医療費控除、ふるさと納税(ワンストップ特例を使わない場合や6自治体以上に寄附した場合)、住宅ローン控除の初年度は、会社の年末調整では処理できません。1月から2月にかけて源泉徴収票を受け取ったら、e-Taxを使えばスマホからでも確定申告ができます。
9. よくある質問
生命保険料控除を上限の12万円まで申告すれば、還付金として12万円がそのまま戻ってくるのかという質問をよく受けますが、そうはなりません。生命保険料控除は所得控除なので、控除額12万円に自分の税率(所得税と住民税を合わせておおよそ15%から30%程度)を掛けた金額、つまり1万8千円から3万6千円程度が実際の節税額です。この行き違いは2章で紹介した体験談そのもので、控除の「枠」と実際に戻る「金額」は別物だと覚えておくだけで、12月の給与明細を見たときの落胆はだいぶ減らせます。

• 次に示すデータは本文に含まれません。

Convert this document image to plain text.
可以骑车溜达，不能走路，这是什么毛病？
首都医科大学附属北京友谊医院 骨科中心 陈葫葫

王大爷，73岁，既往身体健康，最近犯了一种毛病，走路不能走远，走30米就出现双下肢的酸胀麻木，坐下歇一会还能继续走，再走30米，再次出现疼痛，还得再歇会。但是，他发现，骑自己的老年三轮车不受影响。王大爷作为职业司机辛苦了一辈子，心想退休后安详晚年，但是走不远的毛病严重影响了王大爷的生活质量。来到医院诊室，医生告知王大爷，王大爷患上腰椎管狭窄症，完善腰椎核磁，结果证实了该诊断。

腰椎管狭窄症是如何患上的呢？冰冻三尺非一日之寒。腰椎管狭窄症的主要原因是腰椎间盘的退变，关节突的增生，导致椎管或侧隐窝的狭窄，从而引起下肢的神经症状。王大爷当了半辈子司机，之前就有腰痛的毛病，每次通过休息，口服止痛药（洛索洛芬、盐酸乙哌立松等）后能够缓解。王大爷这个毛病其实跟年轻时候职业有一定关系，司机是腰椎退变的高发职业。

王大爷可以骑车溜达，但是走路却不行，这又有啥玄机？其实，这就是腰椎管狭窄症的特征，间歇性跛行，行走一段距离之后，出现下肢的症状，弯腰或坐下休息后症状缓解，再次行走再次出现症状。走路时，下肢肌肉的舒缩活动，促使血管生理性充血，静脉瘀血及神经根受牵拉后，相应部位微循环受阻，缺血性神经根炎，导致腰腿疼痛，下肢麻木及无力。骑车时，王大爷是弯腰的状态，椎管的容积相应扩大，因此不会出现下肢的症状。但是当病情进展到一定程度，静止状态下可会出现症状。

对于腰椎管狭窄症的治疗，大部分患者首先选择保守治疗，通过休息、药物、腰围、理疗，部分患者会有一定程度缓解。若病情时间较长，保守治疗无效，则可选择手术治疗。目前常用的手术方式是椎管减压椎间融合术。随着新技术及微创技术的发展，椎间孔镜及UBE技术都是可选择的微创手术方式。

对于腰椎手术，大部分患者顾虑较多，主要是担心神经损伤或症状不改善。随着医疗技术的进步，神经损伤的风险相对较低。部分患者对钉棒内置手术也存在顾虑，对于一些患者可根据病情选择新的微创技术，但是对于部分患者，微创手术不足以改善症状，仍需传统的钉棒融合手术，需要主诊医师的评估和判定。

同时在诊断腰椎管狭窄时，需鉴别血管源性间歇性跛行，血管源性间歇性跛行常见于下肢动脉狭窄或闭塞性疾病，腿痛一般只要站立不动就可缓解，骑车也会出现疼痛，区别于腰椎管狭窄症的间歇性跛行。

住宅ローン控除とふるさと納税を併用すると損をするのかという質問については、多くの場合は問題になりません。ワンストップ特例を使えば、ふるさと納税分は住民税から直接控除されるため、所得税側で完結する住宅ローン控除とは基本的に干渉しません。ただし医療費控除などの理由で確定申告をする年は、ふるさと納税分もまとめて所得税・住民税で計算し直すことになるため、控除の競合が起きていないか、確定申告ソフトのシミュレーション機能で試算しておくと安心です。
まとめ
所得控除は税率を掛ける前の所得から引かれるため、節税額は控除額に自分の税率を掛けた分にとどまります。税額控除は計算後の税金そのものから直接引かれるため、控除額のインパクトはそのまま手取りに跳ね返ります。年末調整では12種類の所得控除と、2年目以降の住宅ローン控除が申告できますが、医療費控除や住宅ローン控除の初年度、6自治体以上へのふるさと納税は自分で確定申告をしないと反映されません。
制度の根拠と控除額を正確に押さえておけば、還付金が思ったより少なくて肩を落としたり、控除の枠を余らせたまま確定申告を終えたりすることは減らせます。難しく感じる計算や書類作成は、便利なツールをうまく活用しながら、迷わず正確に手続きを進めていきましょう。